I: I guess some people in Australia will be shocked by some of the opinions he so freely seems to share. His view on Australia and Australians will surprise and shock some people. And so will his permissive attitude towards clearly paedophile activities. You must have considered the effect this could have on his post mortem reputation.

W: You must remember, this was another time and to a great extent another world. Most things in human behaviour was looked at differently from today.

I: As a narrator you have a clearly positive attitude to Justin O’Brian’s relationships with Brian Dunlop, who could have been as young as fourteen when they began their ten year long sexual relationship. You are also overwhelmingly positive to his relationship with fifteen year old Ethan?

W: Sometimes it is easy to see when people love each other. And who are we others to forbid them to do that, based on some arbitrary chosen rule. Let everything be valued on its own particular merits and circumstances.

I: Finally, what do you think will be the destiny of your work. What do you fear and what do you hope?

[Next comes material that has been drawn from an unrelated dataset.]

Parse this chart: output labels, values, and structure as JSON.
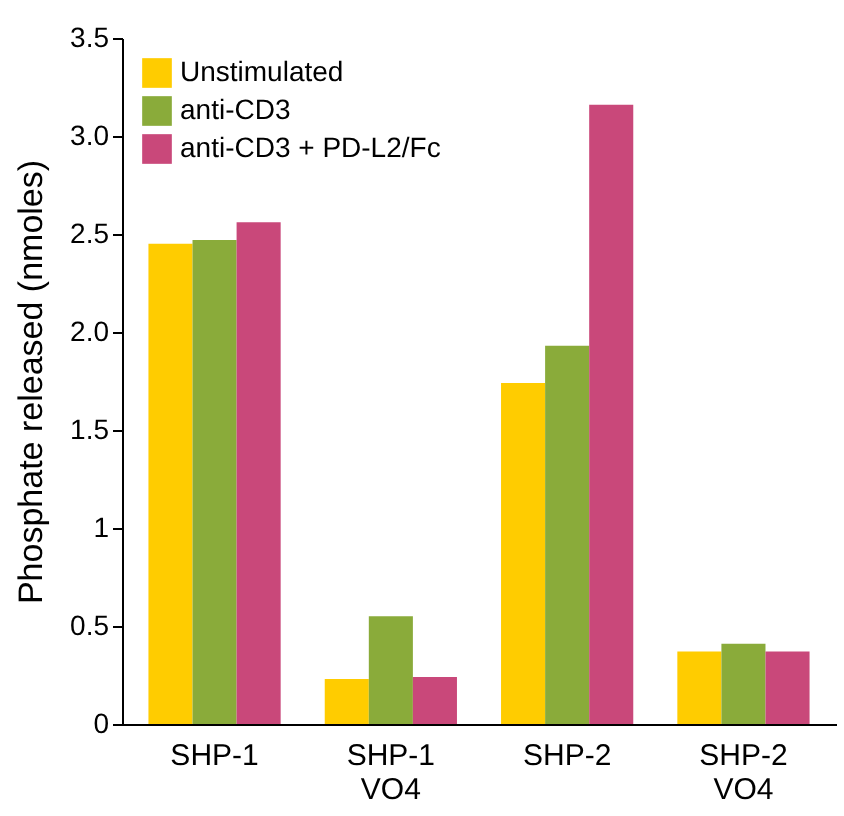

W: Considering the look of the market for books, I guess it is easy to drown and become a total failure. I have no sweet and tasty pastry to serve a hungry audience. If I am lucky and the book is good enough, which I sometimes believe and sometimes not, I could reach an educated, open minded audience, readers of literature not too happy with their lives and circumstances. They may get some solace from sharing with my people their experiences  and lack of love and sex, from an eleven-years-old prostitute in Athens’s sleazy harbour town to the splendour of a Roman palace and its president of a world-wide oil company.